"When I saw that burned out car, I thought it would be a good spring break activity to show the kids how art can exist outside a gallery setting, how art can activate a community and invite interaction and also how art can bring an element of brevity."
In helping them create their artworks, they talked about the idea of the gallery…how works are displayed, how a viewer is allowed to interact with those works, the cut the gallery takes, etc.
"A burned out car can mean a lot of different things to many different people. For me, it was a simple thing that I imagined would make a lot of people laugh and it did.

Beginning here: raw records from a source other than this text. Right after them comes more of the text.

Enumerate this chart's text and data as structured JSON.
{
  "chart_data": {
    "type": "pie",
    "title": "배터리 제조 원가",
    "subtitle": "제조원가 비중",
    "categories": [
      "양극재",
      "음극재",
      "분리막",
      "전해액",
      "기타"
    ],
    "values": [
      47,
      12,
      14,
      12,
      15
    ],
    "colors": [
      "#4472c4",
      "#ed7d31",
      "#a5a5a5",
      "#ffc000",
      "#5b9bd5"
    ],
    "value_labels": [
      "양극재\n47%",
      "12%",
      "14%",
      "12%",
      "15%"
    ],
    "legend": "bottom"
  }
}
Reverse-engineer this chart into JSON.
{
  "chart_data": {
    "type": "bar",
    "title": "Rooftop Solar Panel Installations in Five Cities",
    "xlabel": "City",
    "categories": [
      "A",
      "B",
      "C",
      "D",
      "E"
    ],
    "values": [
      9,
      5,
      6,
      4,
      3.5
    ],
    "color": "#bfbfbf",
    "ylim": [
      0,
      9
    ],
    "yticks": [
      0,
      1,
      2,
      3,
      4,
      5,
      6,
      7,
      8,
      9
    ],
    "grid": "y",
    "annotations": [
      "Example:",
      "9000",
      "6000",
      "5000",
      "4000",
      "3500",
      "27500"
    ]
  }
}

So many people posted pictures of the signs, or reached out to me personally. And then someone put up a sold sign, others added things to our signs. And on the day it was towed someone made a crocheted sold sign. Just so great."
Her two young daughters (Ora Hunter age 11, Nova Hunter age 7) love participating in the annual youth art show at Gibsons Public Art Gallery GPAG and this year Mira's niece (Lula Labreche age 8) and nephew (Henry Labreche age 10) also submitted works.
Mira Hunter is a visual artist and a second-generation whirling dervish, an all-male 13th century mystic tradition. She began her training at the age of 16 with her father.
As a visual artist, she studied at the Nova Scotia College of Art and Design, Yale University, and the Skowhegan School of Painting and Sculpture, graduating with a MFA from Columbia University in 2013. She has performed at the Montreux Jazz Festival, the London Forum, Istanbul’s Arena, Celebrate Brooklyn, and the Dubai International Film Festival. She has collaborated with Turkish born musician/producer Mercan Dede, the Modern Dance Company of Turkey, and she was featured in David Michalek’s Slow Dance project that was exhibited at the Venice Biennale in 2008, and appeared in Fatih Akin’s award winning documentary Crossing The Bridge: The Sounds of Istanbul.
Hunter’s sculptural installations often involve imagery captured using a bullet time camera ring she created with her husband Derek Junck Hunter, which they presented at dorkbot NYC in 2011.
She currently lives and works on the edge of the wilderness in Roberts Creek, British Columbia.